AKT: Next week, we can see you as an actor in your wife's (Shannon Plumb) film Towheads.

DC: You are going to go see it?

AKT: Yes, at the New Directors/New Films press screening.

DC: Yes, Towheads. You actually won't see [much of] me, because she chose to shoot to never show my face in the movie. I kept saying, Don't you want to sell some tickets?

AKT: So it's just your voice?

DC: It's just my voice, or, like, my pants or I'm out of focus, I'm behind a cereal box.

AKT: Your hand tattoo, maybe? [It says Amigo]

After his role in Towheads as Matt, with his two sons, Cody and Walker, Cianfrance is looking towards the future.

DC: I'm writing a script with my wife about childbirth.
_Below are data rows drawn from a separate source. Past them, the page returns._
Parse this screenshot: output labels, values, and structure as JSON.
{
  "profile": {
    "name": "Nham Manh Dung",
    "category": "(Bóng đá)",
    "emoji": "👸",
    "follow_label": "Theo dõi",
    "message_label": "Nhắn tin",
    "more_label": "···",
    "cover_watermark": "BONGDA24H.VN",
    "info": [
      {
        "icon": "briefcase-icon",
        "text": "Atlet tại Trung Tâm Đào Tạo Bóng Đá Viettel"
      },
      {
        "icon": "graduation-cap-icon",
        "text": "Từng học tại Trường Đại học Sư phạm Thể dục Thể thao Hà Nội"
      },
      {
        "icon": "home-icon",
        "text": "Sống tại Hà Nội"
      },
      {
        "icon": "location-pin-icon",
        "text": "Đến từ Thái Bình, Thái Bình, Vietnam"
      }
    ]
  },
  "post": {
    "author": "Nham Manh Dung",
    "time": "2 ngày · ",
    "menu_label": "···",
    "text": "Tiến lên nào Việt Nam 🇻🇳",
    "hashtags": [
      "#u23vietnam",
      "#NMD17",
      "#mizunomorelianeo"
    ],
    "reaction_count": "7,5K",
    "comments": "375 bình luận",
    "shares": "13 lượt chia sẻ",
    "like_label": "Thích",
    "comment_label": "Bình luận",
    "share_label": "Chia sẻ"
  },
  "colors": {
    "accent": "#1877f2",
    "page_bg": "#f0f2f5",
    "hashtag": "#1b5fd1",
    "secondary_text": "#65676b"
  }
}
I'm reading scripts, but it's hard for me to find something. I read three scripts last week and in two of them the woman was a prostitute. There's always these rape scenes, that I keep reading. They offer me money on these movies. But, you know, not for five million dollars, not for any amount of money, will I rape someone on the screen. I am not into cinematic rape. I am not into putting these kinds of images into the world.

To me, writing is like dreaming, shooting is like living, and editing is like murder.

The Place Beyond The Pines is on limited release in the US from March 29 and in UK cinemas on April 12. Towheads is showing at New Directors/New Films in New York on March 27 and 30.